"We haven't outgrown God because we're still needy & easy to take advantage of, not because he exists. The fact you can't demonstrate his existence drives my point home, the name calling is just to let you know that i don't take the existence of christianity lightly, i see it as a very bad thing that needs to be fixed.
Exhibit A) the thread starter, completely at a loss, comes here for advice... why? Because christianity has messed his life up! My advice to him is that he should privately tell the elders where to put their briefcases."
I wouldn't equate JW elders with Christianity. Although it's an easy mistake to make.
I seem to remember learning in history lessons in school that Stalin tried to eradicate religion, including Christianity, from Russia and it resulted in the loss of millions of lives *. I'm assuming you're suggesting something very similar when you describe it as needing to be "fixed". How do you fix something that is innately in human beings without murdering them? You're coming across as stringently zealous as I'm sure you'd accuse the JW elders as being.

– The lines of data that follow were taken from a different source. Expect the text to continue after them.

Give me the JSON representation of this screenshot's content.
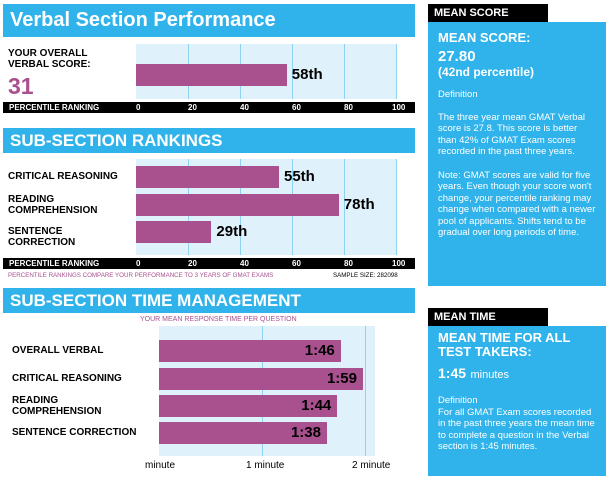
{
  "verbal": {
    "title": "Verbal Section Performance",
    "overall_label": "YOUR OVERALL VERBAL SCORE:",
    "score": "31",
    "percentile_value": 58,
    "percentile_label": "58th",
    "axis_label": "PERCENTILE RANKING"
  },
  "rankings": {
    "title": "SUB-SECTION RANKINGS",
    "axis_label": "PERCENTILE RANKING",
    "note": "PERCENTILE RANKINGS COMPARE YOUR PERFORMANCE TO 3 YEARS OF GMAT EXAMS",
    "sample_size": "SAMPLE SIZE: 282098"
  },
  "time": {
    "title": "SUB-SECTION TIME MANAGEMENT",
    "subtitle": "YOUR MEAN RESPONSE TIME PER QUESTION"
  },
  "mean_score": {
    "header": "MEAN SCORE",
    "line1": "MEAN SCORE:",
    "value": "27.80",
    "percentile": "(42nd percentile)",
    "definition_label": "Definition",
    "definition": "The three year mean GMAT Verbal  score is 27.8. This score is better than 42% of GMAT Exam scores recorded in the past three years.",
    "note": "Note:  GMAT scores are valid for five years. Even though your score won't change, your percentile ranking may change when compared with a newer pool of applicants.  Shifts tend to be gradual over long periods of time."
  },
  "mean_time": {
    "header": "MEAN TIME",
    "line1": "MEAN TIME FOR ALL TEST TAKERS:",
    "value": "1:45",
    "unit": "minutes",
    "definition_label": "Definition",
    "definition": "For all GMAT Exam scores recorded in the past three years the mean time to complete a question in the Verbal section is 1:45 minutes."
  },
  "colors": {
    "accent": "#2fb3ea",
    "bar": "#a9508f",
    "grid_bg": "#dff1fb",
    "score": "#a9508f"
  },
  "chart_data": [
    {
      "type": "bar",
      "title": "Verbal Section Performance",
      "categories": [
        "YOUR OVERALL VERBAL SCORE:"
      ],
      "values": [
        58
      ],
      "value_labels": [
        "58th"
      ],
      "xlabel": "PERCENTILE RANKING",
      "xlim": [
        0,
        100
      ],
      "ticks": [
        "0",
        "20",
        "40",
        "60",
        "80",
        "100"
      ]
    },
    {
      "type": "bar",
      "title": "SUB-SECTION RANKINGS",
      "categories": [
        "CRITICAL REASONING",
        "READING COMPREHENSION",
        "SENTENCE CORRECTION"
      ],
      "values": [
        55,
        78,
        29
      ],
      "value_labels": [
        "55th",
        "78th",
        "29th"
      ],
      "xlabel": "PERCENTILE RANKING",
      "xlim": [
        0,
        100
      ],
      "ticks": [
        "0",
        "20",
        "40",
        "60",
        "80",
        "100"
      ]
    },
    {
      "type": "bar",
      "title": "SUB-SECTION TIME MANAGEMENT",
      "subtitle": "YOUR MEAN RESPONSE TIME PER QUESTION",
      "categories": [
        "OVERALL VERBAL",
        "CRITICAL REASONING",
        "READING COMPREHENSION",
        "SENTENCE CORRECTION"
      ],
      "values": [
        1.767,
        1.983,
        1.733,
        1.633
      ],
      "value_labels": [
        "1:46",
        "1:59",
        "1:44",
        "1:38"
      ],
      "xlim": [
        0,
        2.1
      ],
      "ticks": [
        "minute",
        "1 minute",
        "2 minute"
      ],
      "tick_values": [
        0,
        1,
        2
      ]
    }
  ]
}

Quite why believing in Jesus and doing your best to love your neighbours and your enemies is a "very bad thing" doesn't actually make any logical sense and hints at a level of antipathy towards another way of thinking that runs through the veins of only the most dogmatic. But then, Dawkins does describe love as being a part of evolution that's mis-firing.
Have you read Dawkins view of eugenics, Hitler and what he felt Hitler was trying to accomplish?

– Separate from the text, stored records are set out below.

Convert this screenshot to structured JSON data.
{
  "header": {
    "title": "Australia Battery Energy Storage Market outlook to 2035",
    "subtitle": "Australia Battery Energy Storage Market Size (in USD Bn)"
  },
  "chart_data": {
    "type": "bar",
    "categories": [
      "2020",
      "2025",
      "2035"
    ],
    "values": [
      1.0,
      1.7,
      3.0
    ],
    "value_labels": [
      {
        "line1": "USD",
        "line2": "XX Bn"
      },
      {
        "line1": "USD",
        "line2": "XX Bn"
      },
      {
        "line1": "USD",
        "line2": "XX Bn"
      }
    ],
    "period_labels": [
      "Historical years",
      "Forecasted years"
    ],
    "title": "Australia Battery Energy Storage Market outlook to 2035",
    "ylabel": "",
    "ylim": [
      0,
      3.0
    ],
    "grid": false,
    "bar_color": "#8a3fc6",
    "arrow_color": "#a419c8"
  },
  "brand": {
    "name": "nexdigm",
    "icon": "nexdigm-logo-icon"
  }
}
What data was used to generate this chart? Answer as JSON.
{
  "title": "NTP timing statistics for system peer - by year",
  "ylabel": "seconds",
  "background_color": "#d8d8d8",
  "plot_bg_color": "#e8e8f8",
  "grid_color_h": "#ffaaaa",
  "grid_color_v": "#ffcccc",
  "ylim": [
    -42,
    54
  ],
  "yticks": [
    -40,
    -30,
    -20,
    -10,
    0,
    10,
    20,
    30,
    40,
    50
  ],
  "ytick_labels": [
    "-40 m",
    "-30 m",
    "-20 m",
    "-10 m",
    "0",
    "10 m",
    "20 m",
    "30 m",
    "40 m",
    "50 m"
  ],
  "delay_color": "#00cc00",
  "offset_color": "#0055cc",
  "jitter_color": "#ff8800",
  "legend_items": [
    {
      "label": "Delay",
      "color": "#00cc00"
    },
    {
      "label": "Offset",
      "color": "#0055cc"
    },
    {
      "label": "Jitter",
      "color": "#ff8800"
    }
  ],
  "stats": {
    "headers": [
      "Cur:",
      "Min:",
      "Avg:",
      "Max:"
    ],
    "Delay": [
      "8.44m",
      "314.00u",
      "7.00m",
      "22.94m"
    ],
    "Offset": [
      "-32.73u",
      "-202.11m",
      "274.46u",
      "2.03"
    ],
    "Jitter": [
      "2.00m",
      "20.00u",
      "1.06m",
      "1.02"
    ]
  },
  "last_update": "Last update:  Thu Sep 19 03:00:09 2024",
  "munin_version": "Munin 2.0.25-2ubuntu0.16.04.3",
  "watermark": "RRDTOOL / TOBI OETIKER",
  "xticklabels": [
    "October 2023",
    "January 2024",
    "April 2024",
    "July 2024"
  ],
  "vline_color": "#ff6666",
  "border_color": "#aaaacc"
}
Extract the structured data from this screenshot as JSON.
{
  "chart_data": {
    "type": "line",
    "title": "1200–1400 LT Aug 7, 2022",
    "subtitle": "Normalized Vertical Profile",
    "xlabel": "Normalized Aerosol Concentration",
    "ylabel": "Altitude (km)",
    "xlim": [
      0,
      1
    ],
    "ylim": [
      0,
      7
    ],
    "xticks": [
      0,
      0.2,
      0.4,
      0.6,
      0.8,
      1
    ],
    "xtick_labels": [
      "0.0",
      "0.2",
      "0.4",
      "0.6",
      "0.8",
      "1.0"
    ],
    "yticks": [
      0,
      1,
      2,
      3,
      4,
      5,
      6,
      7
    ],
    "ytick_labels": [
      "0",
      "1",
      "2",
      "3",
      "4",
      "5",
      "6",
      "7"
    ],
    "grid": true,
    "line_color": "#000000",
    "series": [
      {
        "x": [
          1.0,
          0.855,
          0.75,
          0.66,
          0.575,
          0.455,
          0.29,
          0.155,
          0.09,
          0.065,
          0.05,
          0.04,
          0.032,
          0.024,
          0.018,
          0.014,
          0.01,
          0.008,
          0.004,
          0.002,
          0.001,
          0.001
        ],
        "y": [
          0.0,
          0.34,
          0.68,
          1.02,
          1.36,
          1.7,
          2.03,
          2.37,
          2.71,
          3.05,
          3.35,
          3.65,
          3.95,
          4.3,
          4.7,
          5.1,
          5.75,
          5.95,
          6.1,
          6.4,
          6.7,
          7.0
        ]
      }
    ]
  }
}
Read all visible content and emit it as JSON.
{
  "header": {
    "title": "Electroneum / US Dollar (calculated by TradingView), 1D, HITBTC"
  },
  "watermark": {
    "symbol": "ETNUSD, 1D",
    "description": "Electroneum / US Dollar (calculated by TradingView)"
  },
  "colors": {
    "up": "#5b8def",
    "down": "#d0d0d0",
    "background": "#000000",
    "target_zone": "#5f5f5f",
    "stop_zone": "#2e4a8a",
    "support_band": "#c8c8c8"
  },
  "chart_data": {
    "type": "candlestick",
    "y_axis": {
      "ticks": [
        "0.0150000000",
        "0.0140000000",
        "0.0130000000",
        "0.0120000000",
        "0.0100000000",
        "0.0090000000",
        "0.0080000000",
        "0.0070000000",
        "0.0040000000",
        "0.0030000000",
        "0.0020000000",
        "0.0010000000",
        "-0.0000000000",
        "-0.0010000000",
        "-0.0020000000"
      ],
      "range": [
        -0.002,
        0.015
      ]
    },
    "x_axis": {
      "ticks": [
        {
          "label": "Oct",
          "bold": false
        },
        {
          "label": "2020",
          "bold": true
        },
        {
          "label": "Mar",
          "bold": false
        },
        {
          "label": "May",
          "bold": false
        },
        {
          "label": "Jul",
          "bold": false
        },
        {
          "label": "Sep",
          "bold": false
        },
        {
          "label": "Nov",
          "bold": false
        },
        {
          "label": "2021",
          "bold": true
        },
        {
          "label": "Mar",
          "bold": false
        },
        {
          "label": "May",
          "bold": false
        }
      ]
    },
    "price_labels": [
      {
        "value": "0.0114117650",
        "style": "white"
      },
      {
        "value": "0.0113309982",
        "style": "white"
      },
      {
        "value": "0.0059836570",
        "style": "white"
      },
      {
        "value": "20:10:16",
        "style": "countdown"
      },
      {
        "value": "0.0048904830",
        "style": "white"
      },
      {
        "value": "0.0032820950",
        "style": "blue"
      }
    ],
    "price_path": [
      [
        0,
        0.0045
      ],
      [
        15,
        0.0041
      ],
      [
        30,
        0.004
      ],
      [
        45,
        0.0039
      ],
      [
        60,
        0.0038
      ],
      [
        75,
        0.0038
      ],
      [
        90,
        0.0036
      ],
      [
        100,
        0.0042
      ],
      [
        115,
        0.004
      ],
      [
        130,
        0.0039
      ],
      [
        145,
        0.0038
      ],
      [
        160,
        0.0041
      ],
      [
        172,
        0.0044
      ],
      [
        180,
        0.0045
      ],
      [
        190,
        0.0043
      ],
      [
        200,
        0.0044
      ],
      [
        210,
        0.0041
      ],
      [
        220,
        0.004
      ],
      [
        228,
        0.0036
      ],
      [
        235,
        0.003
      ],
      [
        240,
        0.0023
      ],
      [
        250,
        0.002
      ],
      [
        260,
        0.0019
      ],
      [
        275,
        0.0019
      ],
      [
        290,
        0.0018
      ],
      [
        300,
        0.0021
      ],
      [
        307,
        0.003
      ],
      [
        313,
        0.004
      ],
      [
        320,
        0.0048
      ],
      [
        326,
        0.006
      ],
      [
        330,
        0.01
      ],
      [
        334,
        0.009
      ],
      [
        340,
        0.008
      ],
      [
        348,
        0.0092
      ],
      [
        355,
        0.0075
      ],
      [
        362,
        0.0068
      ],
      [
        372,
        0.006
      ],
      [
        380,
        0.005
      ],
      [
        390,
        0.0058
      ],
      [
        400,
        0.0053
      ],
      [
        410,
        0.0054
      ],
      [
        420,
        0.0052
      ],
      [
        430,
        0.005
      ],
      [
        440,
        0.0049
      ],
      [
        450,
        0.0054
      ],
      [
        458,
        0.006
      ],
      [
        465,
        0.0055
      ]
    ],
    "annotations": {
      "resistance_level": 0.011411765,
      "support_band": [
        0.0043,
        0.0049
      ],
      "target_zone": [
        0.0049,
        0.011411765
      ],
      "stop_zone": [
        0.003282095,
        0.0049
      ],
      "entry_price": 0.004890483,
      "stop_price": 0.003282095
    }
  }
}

If it's ok with you, I'll follow the teachings of Jesus.
Also if you were able to put over your argument for your own choice of faith without name calling that would be decent.

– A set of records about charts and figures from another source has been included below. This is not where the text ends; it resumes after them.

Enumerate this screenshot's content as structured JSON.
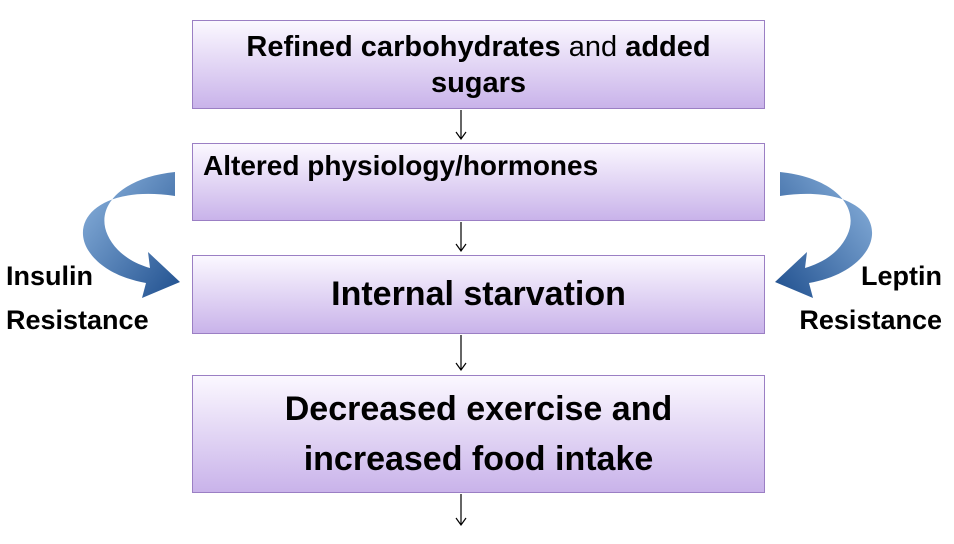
{
  "nodes": [
    {
      "segments": [
        "Refined carbohydrates",
        "and",
        "added",
        "sugars"
      ]
    },
    {
      "label": "Altered physiology/hormones"
    },
    {
      "label": "Internal starvation"
    },
    {
      "lines": [
        "Decreased exercise and",
        "increased food intake"
      ]
    }
  ],
  "side_labels": {
    "left": [
      "Insulin",
      "Resistance"
    ],
    "right": [
      "Leptin",
      "Resistance"
    ]
  }
}
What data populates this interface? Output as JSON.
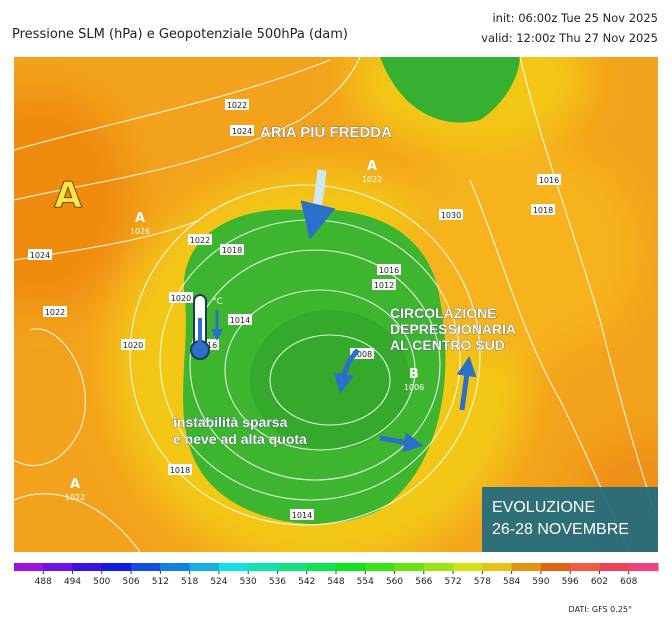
{
  "header": {
    "title": "Pressione SLM (hPa) e Geopotenziale 500hPa (dam)",
    "init": "init: 06:00z Tue 25 Nov 2025",
    "valid": "valid: 12:00z Thu 27 Nov 2025"
  },
  "map": {
    "high_label": "A",
    "pressure_centers": [
      {
        "letter": "A",
        "value": 1026
      },
      {
        "letter": "A",
        "value": 1022
      },
      {
        "letter": "B",
        "value": 1006
      },
      {
        "letter": "A",
        "value": 1022
      }
    ],
    "isobar_labels": [
      1024,
      1022,
      1024,
      1022,
      1020,
      1018,
      1016,
      1014,
      1012,
      1008,
      1016,
      1018,
      1016,
      1020,
      1022,
      1018,
      1014,
      1030
    ],
    "thermometer_unit": "°C"
  },
  "annotations": {
    "cold_air": "ARIA PIÙ FREDDA",
    "circulation": [
      "CIRCOLAZIONE",
      "DEPRESSIONARIA",
      "AL CENTRO SUD"
    ],
    "instability": [
      "instabilità sparsa",
      "e neve ad alta quota"
    ],
    "evolution": [
      "EVOLUZIONE",
      "26-28 NOVEMBRE"
    ]
  },
  "colorbar": {
    "ticks": [
      488,
      494,
      500,
      506,
      512,
      518,
      524,
      530,
      536,
      542,
      548,
      554,
      560,
      566,
      572,
      578,
      584,
      590,
      596,
      602,
      608
    ]
  },
  "footer": {
    "source": "DATI: GFS 0.25°"
  }
}
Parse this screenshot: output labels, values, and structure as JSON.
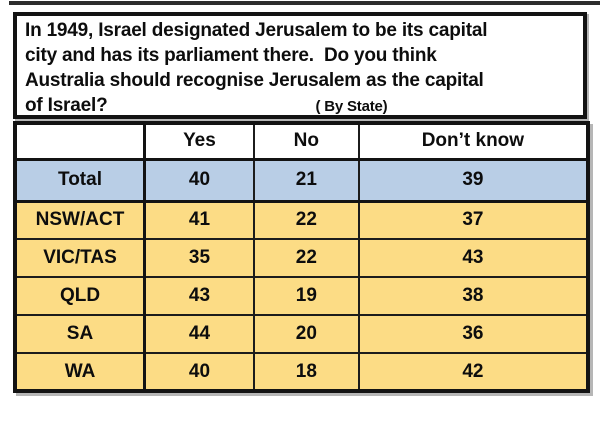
{
  "header": {
    "question_lines": [
      "In 1949, Israel designated Jerusalem to be its capital",
      "city and has its parliament there.  Do you think",
      "Australia should recognise Jerusalem as the capital",
      "of Israel?"
    ],
    "by_state_label": "( By State)"
  },
  "table": {
    "columns": [
      "",
      "Yes",
      "No",
      "Don’t know"
    ],
    "rows": [
      {
        "label": "Total",
        "values": [
          "40",
          "21",
          "39"
        ],
        "row_type": "total"
      },
      {
        "label": "NSW/ACT",
        "values": [
          "41",
          "22",
          "37"
        ],
        "row_type": "state"
      },
      {
        "label": "VIC/TAS",
        "values": [
          "35",
          "22",
          "43"
        ],
        "row_type": "state"
      },
      {
        "label": "QLD",
        "values": [
          "43",
          "19",
          "38"
        ],
        "row_type": "state"
      },
      {
        "label": "SA",
        "values": [
          "44",
          "20",
          "36"
        ],
        "row_type": "state"
      },
      {
        "label": "WA",
        "values": [
          "40",
          "18",
          "42"
        ],
        "row_type": "state"
      }
    ]
  },
  "colors": {
    "border": "#131313",
    "total_row_bg": "#b9cee6",
    "state_row_bg": "#fcdc85",
    "header_row_bg": "#ffffff",
    "text": "#0d0d0d"
  },
  "chart_data": {
    "type": "table",
    "title": "In 1949, Israel designated Jerusalem to be its capital city and has its parliament there.  Do you think Australia should recognise Jerusalem as the capital of Israel? ( By State)",
    "columns": [
      "Yes",
      "No",
      "Don’t know"
    ],
    "categories": [
      "Total",
      "NSW/ACT",
      "VIC/TAS",
      "QLD",
      "SA",
      "WA"
    ],
    "series": [
      {
        "name": "Yes",
        "values": [
          40,
          41,
          35,
          43,
          44,
          40
        ]
      },
      {
        "name": "No",
        "values": [
          21,
          22,
          22,
          19,
          20,
          18
        ]
      },
      {
        "name": "Don’t know",
        "values": [
          39,
          37,
          43,
          38,
          36,
          42
        ]
      }
    ]
  }
}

* Edited as I decided to check this figure. From Wikipedia;
Stalin's role in the fortunes of the Russian Orthodox Church is complex. Continuous persecution in the 1930s resulted in its near-extinction: by 1939, active parishes numbered in the low hundreds (down from 54,000 in 1917), many churches had been leveled, and tens of thousands of priests, monks and nuns were persecuted and killed. Over 100,000 were shot during the purges of 1937–1938. [ 66 ] During World War II, the Church was allowed a revival as a patriotic organization, after the NKVD had recruited the new metropolitan, the first after the revolution, as a secret agent. Thousands of parishes were reactivated until a further round of suppression in Khrushchev's time. The Russian Orthodox Church Synod's recognition of the Soviet government and of Stalin personally led to a schism with the Russian Orthodox Church Outside Russia.
Just days before Stalin's death, certain religious sects were outlawed and persecuted. Many religions popular in the ethnic regions of the Soviet Union including the Roman Catholic Church, Uniats, Baptists, Islam, Buddhism, Judaism, etc. underwent ordeals similar to the Orthodox churches in other parts: thousands of monks were persecuted, and hundreds of churches, synagogues, mosques, temples, sacred monuments, monasteries and other religious buildings were razed.